SOIC8 clip plugged into ThinkPad P1 (close-up).

Lo and behold, the computer did something! I got some kind of bleeping and blooping going on, and this would have been the end of it were it not for an unexpected obstacle: the ThinkPad detected that the BIOS had been messed with and was failing a CRC check. It would have allowed me through anyway, but because I had set a supervisor BIOS password before this entire story, it would not allow that security reset to happen despite my re-entering the correct supervisor password. I suspect that if you ran into this same issue but hadn’t set a supervisor password, you’d probably have been fine at this point: I was thwarted by an unlucky tangential circumstance and was ultimately not able to get past the BIOS’s self-test in order to boot.

Things looked pretty hopeless at this stage, but I pressed on. The first thing I did was flash the original backup I had of the big ROM back onto the chip. This was successful and I was again stuck at the black screen with a single unblinking underscore. Sigh.

The Moment of Revelation

But, wait a minute! Didn’t the problem start when I modified something having to do with the Thunderbolt BIOS settings?

And wasn’t the smaller EEPROM chip located right next to the Thunderbolt ports?!

Moment of Great Revelation.

Suddenly it all hit me. I picked up my SOIC8 clip, plugged it into the small EEPROM and tried something crazy: I created a 1MB ROM image filled with just zero bytes and went ahead and completely zerofilled the smaller chip.

Everything worked. My ThinkPad booted. I was back on Windows. I ran a full Lenovo hardware diagnostic and everything was working perfectly. I literally jumped for joy. It was an incredibly happy and genuine Eureka moment. It felt like the day I fell in love with computing. I mean it.

I later discovered that the Thunderbolt ports weren’t working, but the solution for that was at that point dead obvious. I went and downloaded the ThinkPad P1 Thunderbolt firmware from Lenovo’s website. I had to flash it manually using the Raspberry Pi, since the chip was so dead that the bundled Windows executable wasn’t even detecting it! But when I did, everything worked perfectly again: I was able to transfer files over Thunderbolt as well as connect displays and chargers (I had to pad the firmware I extracted from the installer with zero bytes before flashing it.)

Update (Nov. 6, 2018): I can confirm that first zerofilling the Thunderbolt firmware chip and booting is necessary to fix the problem.
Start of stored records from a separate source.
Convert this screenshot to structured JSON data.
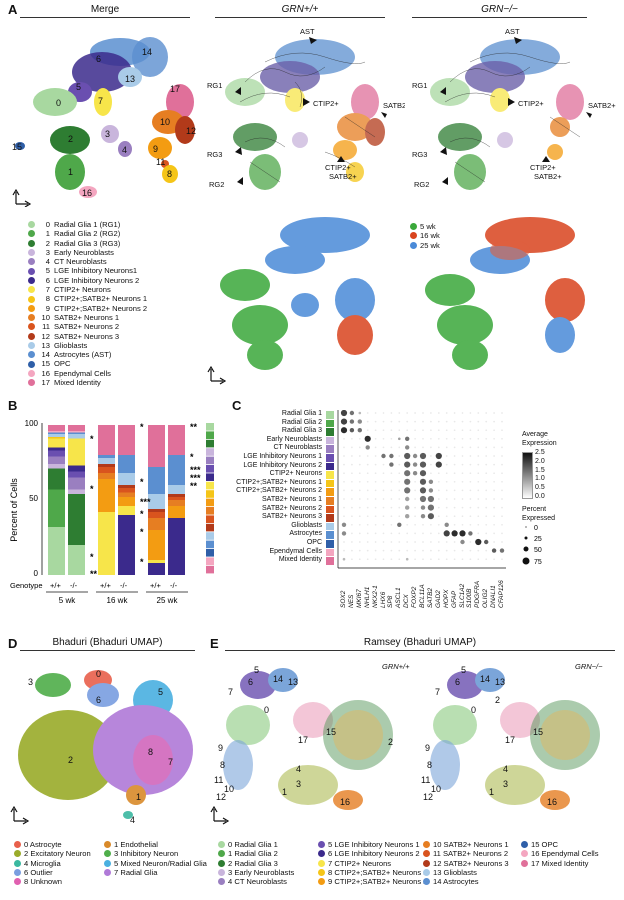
{
  "panels": {
    "A": {
      "letter": "A",
      "titles": [
        "Merge",
        "GRN+/+",
        "GRN−/−"
      ],
      "cluster_legend": [
        {
          "n": "0",
          "label": "Radial Glia 1 (RG1)",
          "color": "#a8d8a0"
        },
        {
          "n": "1",
          "label": "Radial Glia 2 (RG2)",
          "color": "#4fa84a"
        },
        {
          "n": "2",
          "label": "Radial Glia 3 (RG3)",
          "color": "#2e7d32"
        },
        {
          "n": "3",
          "label": "Early Neuroblasts",
          "color": "#c9b5dc"
        },
        {
          "n": "4",
          "label": "CT Neuroblasts",
          "color": "#9a7fc0"
        },
        {
          "n": "5",
          "label": "LGE Inhibitory Neurons1",
          "color": "#6a4fb0"
        },
        {
          "n": "6",
          "label": "LGE Inhibitory Neurons 2",
          "color": "#3b2a8c"
        },
        {
          "n": "7",
          "label": "CTIP2+ Neurons",
          "color": "#f7e54a"
        },
        {
          "n": "8",
          "label": "CTIP2+;SATB2+ Neurons 1",
          "color": "#f5c518"
        },
        {
          "n": "9",
          "label": "CTIP2+;SATB2+ Neurons 2",
          "color": "#f39c12"
        },
        {
          "n": "10",
          "label": "SATB2+ Neurons 1",
          "color": "#e67e22"
        },
        {
          "n": "11",
          "label": "SATB2+ Neurons 2",
          "color": "#d9541e"
        },
        {
          "n": "12",
          "label": "SATB2+ Neurons 3",
          "color": "#b23a1a"
        },
        {
          "n": "13",
          "label": "Glioblasts",
          "color": "#a9cbe8"
        },
        {
          "n": "14",
          "label": "Astrocytes (AST)",
          "color": "#5b8fd0"
        },
        {
          "n": "15",
          "label": "OPC",
          "color": "#2f5fa8"
        },
        {
          "n": "16",
          "label": "Ependymal Cells",
          "color": "#f4a6c0"
        },
        {
          "n": "17",
          "label": "Mixed Identity",
          "color": "#e0709a"
        }
      ],
      "merge_numbers": [
        "14",
        "6",
        "13",
        "5",
        "0",
        "7",
        "10",
        "17",
        "2",
        "3",
        "9",
        "12",
        "4",
        "15",
        "11",
        "8",
        "1",
        "16"
      ],
      "annotations": [
        "AST",
        "RG1",
        "CTIP2+",
        "SATB2+",
        "RG3",
        "CTIP2+",
        "SATB2+",
        "RG2"
      ],
      "age_legend": [
        {
          "label": "5 wk",
          "color": "#3aa83a"
        },
        {
          "label": "16 wk",
          "color": "#d9441e"
        },
        {
          "label": "25 wk",
          "color": "#4a8ad8"
        }
      ]
    },
    "B": {
      "letter": "B",
      "ylabel": "Percent of Cells",
      "yticks": [
        "100",
        "50",
        "0"
      ],
      "genotype_label": "Genotype",
      "genotypes": [
        "+/+",
        "-/-",
        "+/+",
        "-/-",
        "+/+",
        "-/-"
      ],
      "ages": [
        "5 wk",
        "16 wk",
        "25 wk"
      ],
      "stars": [
        "*",
        "*",
        "*",
        "**",
        "*",
        "*",
        "***",
        "*",
        "*",
        "*",
        "*",
        "**",
        "*",
        "***",
        "***",
        "**"
      ]
    },
    "C": {
      "letter": "C",
      "rows": [
        "Radial Glia 1",
        "Radial Glia 2",
        "Radial Glia 3",
        "Early Neuroblasts",
        "CT Neuroblasts",
        "LGE Inhibitory Neurons 1",
        "LGE Inhibitory Neurons 2",
        "CTIP2+ Neurons",
        "CTIP2+;SATB2+ Neurons 1",
        "CTIP2+;SATB2+ Neurons 2",
        "SATB2+ Neurons 1",
        "SATB2+ Neurons 2",
        "SATB2+ Neurons 3",
        "Glioblasts",
        "Astrocytes",
        "OPC",
        "Ependymal Cells",
        "Mixed Identity"
      ],
      "genes": [
        "SOX2",
        "NES",
        "MKI67",
        "NHLH1",
        "NKX2-1",
        "LHX6",
        "SP8",
        "ASCL1",
        "DCX",
        "FOXP2",
        "BCL11A",
        "SATB2",
        "GAD2",
        "HOPX",
        "GFAP",
        "SLC1A2",
        "S100B",
        "PDGFRA",
        "OLIG2",
        "DNALI1",
        "CFAP126"
      ],
      "avg_title": [
        "Average",
        "Expression"
      ],
      "avg_ticks": [
        "2.5",
        "2.0",
        "1.5",
        "1.0",
        "0.5",
        "0.0"
      ],
      "pct_title": [
        "Percent",
        "Expressed"
      ],
      "pct_ticks": [
        "0",
        "25",
        "50",
        "75"
      ]
    },
    "D": {
      "letter": "D",
      "title": "Bhaduri (Bhaduri UMAP)",
      "numbers": [
        "3",
        "0",
        "6",
        "5",
        "8",
        "7",
        "2",
        "1",
        "4"
      ],
      "legend": [
        {
          "label": "0 Astrocyte",
          "color": "#e8604c"
        },
        {
          "label": "1 Endothelial",
          "color": "#d98a2a"
        },
        {
          "label": "2 Excitatory Neuron",
          "color": "#9aab2a"
        },
        {
          "label": "3 Inhibitory Neuron",
          "color": "#4fae4a"
        },
        {
          "label": "4 Microglia",
          "color": "#3ab8a0"
        },
        {
          "label": "5 Mixed Neuron/Radial Glia",
          "color": "#4ab0e0"
        },
        {
          "label": "6 Outlier",
          "color": "#7a9ee0"
        },
        {
          "label": "7 Radial Glia",
          "color": "#b07ad8"
        },
        {
          "label": "8 Unknown",
          "color": "#e060b0"
        }
      ]
    },
    "E": {
      "letter": "E",
      "title": "Ramsey (Bhaduri UMAP)",
      "subtitles": [
        "GRN+/+",
        "GRN−/−"
      ],
      "numbers": [
        "5",
        "7",
        "6",
        "14",
        "13",
        "0",
        "17",
        "2",
        "15",
        "9",
        "8",
        "11",
        "10",
        "12",
        "4",
        "3",
        "1",
        "16"
      ],
      "legend": [
        {
          "label": "0  Radial Glia 1",
          "color": "#a8d8a0"
        },
        {
          "label": "1  Radial Glia 2",
          "color": "#4fa84a"
        },
        {
          "label": "2  Radial Glia 3",
          "color": "#2e7d32"
        },
        {
          "label": "3  Early Neuroblasts",
          "color": "#c9b5dc"
        },
        {
          "label": "4  CT Neuroblasts",
          "color": "#9a7fc0"
        },
        {
          "label": "5  LGE Inhibitory Neurons 1",
          "color": "#6a4fb0"
        },
        {
          "label": "6  LGE Inhibitory Neurons 2",
          "color": "#3b2a8c"
        },
        {
          "label": "7  CTIP2+ Neurons",
          "color": "#f7e54a"
        },
        {
          "label": "8  CTIP2+;SATB2+ Neurons 1",
          "color": "#f5c518"
        },
        {
          "label": "9  CTIP2+;SATB2+ Neurons 2",
          "color": "#f39c12"
        },
        {
          "label": "10 SATB2+ Neurons 1",
          "color": "#e67e22"
        },
        {
          "label": "11 SATB2+ Neurons 2",
          "color": "#d9541e"
        },
        {
          "label": "12 SATB2+ Neurons 3",
          "color": "#b23a1a"
        },
        {
          "label": "13 Glioblasts",
          "color": "#a9cbe8"
        },
        {
          "label": "14 Astrocytes",
          "color": "#5b8fd0"
        },
        {
          "label": "15 OPC",
          "color": "#2f5fa8"
        },
        {
          "label": "16 Ependymal Cells",
          "color": "#f4a6c0"
        },
        {
          "label": "17 Mixed Identity",
          "color": "#e0709a"
        }
      ]
    }
  }
}
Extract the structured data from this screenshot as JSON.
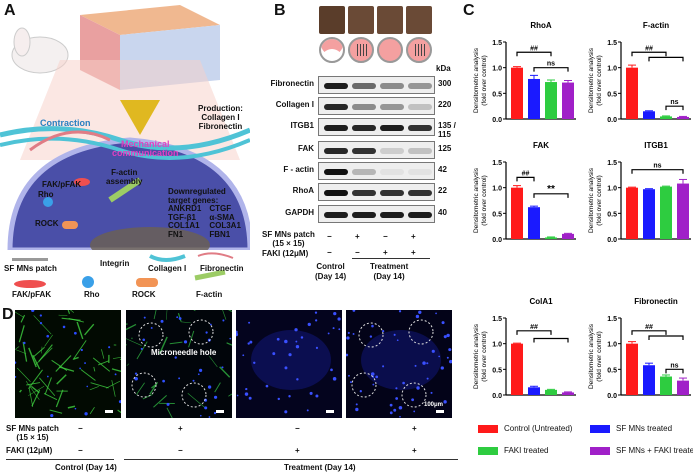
{
  "panels": {
    "a": "A",
    "b": "B",
    "c": "C",
    "d": "D"
  },
  "panel_a": {
    "contraction": "Contraction",
    "production": [
      "Production:",
      "Collagen I",
      "Fibronectin"
    ],
    "mechanical": [
      "Mechanical",
      "communication"
    ],
    "factin_assembly": [
      "F-actin",
      "assembly"
    ],
    "fak": "FAK/pFAK",
    "rho": "Rho",
    "rock": "ROCK",
    "downregulated": [
      "Downregulated",
      "target genes:"
    ],
    "genes_left": [
      "ANKRD1",
      "TGF-β1",
      "COL1A1",
      "FN1"
    ],
    "genes_right": [
      "CTGF",
      "α-SMA",
      "COL3A1",
      "FBN1"
    ],
    "legend": [
      "SF MNs patch",
      "Integrin",
      "Collagen I",
      "Fibronectin",
      "FAK/pFAK",
      "Rho",
      "ROCK",
      "F-actin"
    ],
    "colors": {
      "collagen": "#4fc3d6",
      "fibronectin": "#e07c85",
      "fak": "#ef4f4f",
      "rho": "#3aa0e8",
      "rock": "#f29455",
      "factin": "#9ccc65",
      "cell": "#4a4fa8"
    }
  },
  "panel_b": {
    "kda_header": "kDa",
    "rows": [
      {
        "name": "Fibronectin",
        "kda": "300",
        "intensity": [
          0.95,
          0.6,
          0.45,
          0.4
        ]
      },
      {
        "name": "Collagen I",
        "kda": "220",
        "intensity": [
          0.9,
          0.45,
          0.4,
          0.2
        ]
      },
      {
        "name": "ITGB1",
        "kda": "135 / 115",
        "intensity": [
          0.95,
          0.9,
          0.95,
          0.85
        ]
      },
      {
        "name": "FAK",
        "kda": "125",
        "intensity": [
          0.9,
          0.85,
          0.15,
          0.2
        ]
      },
      {
        "name": "F - actin",
        "kda": "42",
        "intensity": [
          1.0,
          0.25,
          0.05,
          0.05
        ]
      },
      {
        "name": "RhoA",
        "kda": "22",
        "intensity": [
          1.0,
          0.85,
          0.85,
          0.85
        ]
      },
      {
        "name": "GAPDH",
        "kda": "40",
        "intensity": [
          0.95,
          0.95,
          0.95,
          0.95
        ]
      }
    ],
    "sf_label": [
      "SF MNs patch",
      "(15 × 15)"
    ],
    "sf_values": [
      "−",
      "+",
      "−",
      "+"
    ],
    "faki_label": "FAKI  (12μM)",
    "faki_values": [
      "−",
      "−",
      "+",
      "+"
    ],
    "control_label": [
      "Control",
      "(Day 14)"
    ],
    "treatment_label": [
      "Treatment",
      "(Day 14)"
    ]
  },
  "chart_data": [
    {
      "type": "bar",
      "title": "RhoA",
      "ylabel": "Densitometric analysis\n(fold over control)",
      "ylim": [
        0,
        1.5
      ],
      "yticks": [
        "0.0",
        "0.5",
        "1.0",
        "1.5"
      ],
      "values": [
        1.0,
        0.78,
        0.72,
        0.71
      ],
      "errors": [
        0.02,
        0.07,
        0.04,
        0.04
      ],
      "annotations": [
        {
          "label": "##",
          "a": 0,
          "b": 2,
          "y": 1.3
        },
        {
          "label": "ns",
          "a": 1,
          "b": 3,
          "y": 1.0
        }
      ]
    },
    {
      "type": "bar",
      "title": "F-actin",
      "ylabel": "Densitometric analysis\n(fold over control)",
      "ylim": [
        0,
        1.5
      ],
      "yticks": [
        "0.0",
        "0.5",
        "1.0",
        "1.5"
      ],
      "values": [
        1.0,
        0.15,
        0.05,
        0.04
      ],
      "errors": [
        0.05,
        0.01,
        0.01,
        0.01
      ],
      "annotations": [
        {
          "label": "##",
          "a": 0,
          "b": 2,
          "y": 1.3
        },
        {
          "label": "",
          "a": 1,
          "b": 3,
          "y": 1.2
        },
        {
          "label": "ns",
          "a": 2,
          "b": 3,
          "y": 0.25
        }
      ]
    },
    {
      "type": "bar",
      "title": "FAK",
      "ylabel": "Densitometric analysis\n(fold over control)",
      "ylim": [
        0,
        1.5
      ],
      "yticks": [
        "0.0",
        "0.5",
        "1.0",
        "1.5"
      ],
      "values": [
        1.0,
        0.62,
        0.03,
        0.1
      ],
      "errors": [
        0.04,
        0.02,
        0.01,
        0.01
      ],
      "annotations": [
        {
          "label": "##",
          "a": 0,
          "b": 1,
          "y": 1.2
        },
        {
          "label": "**",
          "a": 1,
          "b": 3,
          "y": 0.88
        }
      ]
    },
    {
      "type": "bar",
      "title": "ITGB1",
      "ylabel": "Densitometric analysis\n(fold over control)",
      "ylim": [
        0,
        1.5
      ],
      "yticks": [
        "0.0",
        "0.5",
        "1.0",
        "1.5"
      ],
      "values": [
        1.0,
        0.97,
        1.02,
        1.08
      ],
      "errors": [
        0.01,
        0.01,
        0.01,
        0.08
      ],
      "annotations": [
        {
          "label": "ns",
          "a": 0,
          "b": 3,
          "y": 1.35
        }
      ]
    },
    {
      "type": "bar",
      "title": "ColA1",
      "ylabel": "Densitometric analysis\n(fold over control)",
      "ylim": [
        0,
        1.5
      ],
      "yticks": [
        "0.0",
        "0.5",
        "1.0",
        "1.5"
      ],
      "values": [
        1.0,
        0.15,
        0.1,
        0.05
      ],
      "errors": [
        0.01,
        0.02,
        0.01,
        0.01
      ],
      "annotations": [
        {
          "label": "##",
          "a": 0,
          "b": 2,
          "y": 1.25
        },
        {
          "label": "",
          "a": 1,
          "b": 3,
          "y": 1.1
        }
      ]
    },
    {
      "type": "bar",
      "title": "Fibronectin",
      "ylabel": "Densitometric analysis\n(fold over control)",
      "ylim": [
        0,
        1.5
      ],
      "yticks": [
        "0.0",
        "0.5",
        "1.0",
        "1.5"
      ],
      "values": [
        1.0,
        0.58,
        0.36,
        0.28
      ],
      "errors": [
        0.04,
        0.04,
        0.03,
        0.05
      ],
      "annotations": [
        {
          "label": "##",
          "a": 0,
          "b": 2,
          "y": 1.25
        },
        {
          "label": "",
          "a": 1,
          "b": 3,
          "y": 1.15
        },
        {
          "label": "ns",
          "a": 2,
          "b": 3,
          "y": 0.5
        }
      ]
    }
  ],
  "legend": [
    {
      "label": "Control (Untreated)",
      "color": "#ff1a1a"
    },
    {
      "label": "SF MNs treated",
      "color": "#1a1aff"
    },
    {
      "label": "FAKI treated",
      "color": "#2ecc40"
    },
    {
      "label": "SF MNs + FAKI treated",
      "color": "#a020c8"
    }
  ],
  "panel_d": {
    "hole_label": "Microneedle hole",
    "scale_label": "100μm",
    "sf_label": [
      "SF MNs patch",
      "(15 × 15)"
    ],
    "sf_values": [
      "−",
      "+",
      "−",
      "+"
    ],
    "faki_label": "FAKI  (12μM)",
    "faki_values": [
      "−",
      "−",
      "+",
      "+"
    ],
    "control_label": "Control (Day 14)",
    "treatment_label": "Treatment (Day 14)"
  }
}
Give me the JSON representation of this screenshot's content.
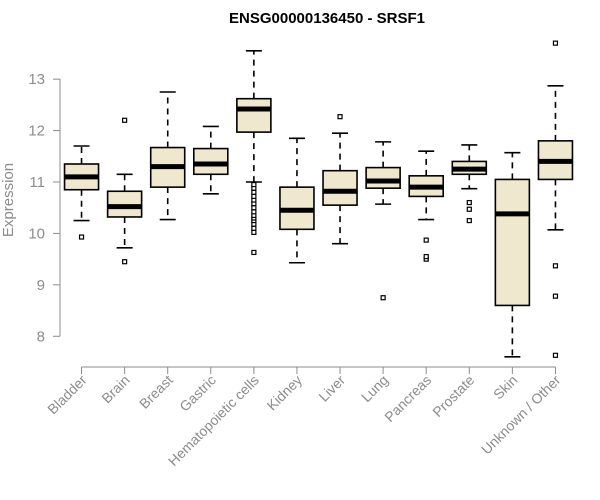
{
  "chart_data": {
    "type": "box",
    "title": "ENSG00000136450 - SRSF1",
    "ylabel": "Expression",
    "xlabel": "",
    "ylim": [
      7.5,
      13.8
    ],
    "yticks": [
      8,
      9,
      10,
      11,
      12,
      13
    ],
    "grid": false,
    "box_color": "#efe8cf",
    "categories": [
      "Bladder",
      "Brain",
      "Breast",
      "Gastric",
      "Hematopoietic cells",
      "Kidney",
      "Liver",
      "Lung",
      "Pancreas",
      "Prostate",
      "Skin",
      "Unknown / Other"
    ],
    "boxes": [
      {
        "whisker_low": 10.25,
        "q1": 10.85,
        "median": 11.1,
        "q3": 11.35,
        "whisker_high": 11.7,
        "outliers": [
          9.93
        ]
      },
      {
        "whisker_low": 9.72,
        "q1": 10.32,
        "median": 10.52,
        "q3": 10.82,
        "whisker_high": 11.15,
        "outliers": [
          9.45,
          12.2
        ]
      },
      {
        "whisker_low": 10.27,
        "q1": 10.9,
        "median": 11.3,
        "q3": 11.67,
        "whisker_high": 12.75,
        "outliers": []
      },
      {
        "whisker_low": 10.77,
        "q1": 11.15,
        "median": 11.35,
        "q3": 11.65,
        "whisker_high": 12.08,
        "outliers": []
      },
      {
        "whisker_low": 11.0,
        "q1": 11.97,
        "median": 12.42,
        "q3": 12.62,
        "whisker_high": 13.55,
        "outliers": [
          9.63,
          10.02,
          10.1,
          10.18,
          10.25,
          10.3,
          10.35,
          10.42,
          10.5,
          10.58,
          10.65,
          10.72,
          10.8,
          10.88,
          10.95
        ]
      },
      {
        "whisker_low": 9.43,
        "q1": 10.08,
        "median": 10.45,
        "q3": 10.9,
        "whisker_high": 11.85,
        "outliers": []
      },
      {
        "whisker_low": 9.8,
        "q1": 10.55,
        "median": 10.82,
        "q3": 11.22,
        "whisker_high": 11.95,
        "outliers": [
          12.27
        ]
      },
      {
        "whisker_low": 10.57,
        "q1": 10.88,
        "median": 11.02,
        "q3": 11.28,
        "whisker_high": 11.78,
        "outliers": [
          8.75
        ]
      },
      {
        "whisker_low": 10.27,
        "q1": 10.72,
        "median": 10.9,
        "q3": 11.12,
        "whisker_high": 11.6,
        "outliers": [
          9.5,
          9.55,
          9.87
        ]
      },
      {
        "whisker_low": 10.87,
        "q1": 11.15,
        "median": 11.25,
        "q3": 11.4,
        "whisker_high": 11.72,
        "outliers": [
          10.25,
          10.47,
          10.6
        ]
      },
      {
        "whisker_low": 7.6,
        "q1": 8.6,
        "median": 10.38,
        "q3": 11.05,
        "whisker_high": 11.57,
        "outliers": []
      },
      {
        "whisker_low": 10.07,
        "q1": 11.05,
        "median": 11.4,
        "q3": 11.8,
        "whisker_high": 12.87,
        "outliers": [
          7.63,
          8.78,
          9.37,
          13.7
        ]
      }
    ]
  }
}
Flashing the original Thunderbolt firmware before zerofilling the Thunderbolt chip and booting will not fix the issue.

Hear me, Internet! There is no need to RMA your ThinkPads! This problem is solvable!

I would have never had this adventure if it weren’t for Jason’s encouragement. I strongly recommend you check out his work on WireGuard, which I already teach a whole session on at my NYU computer security course.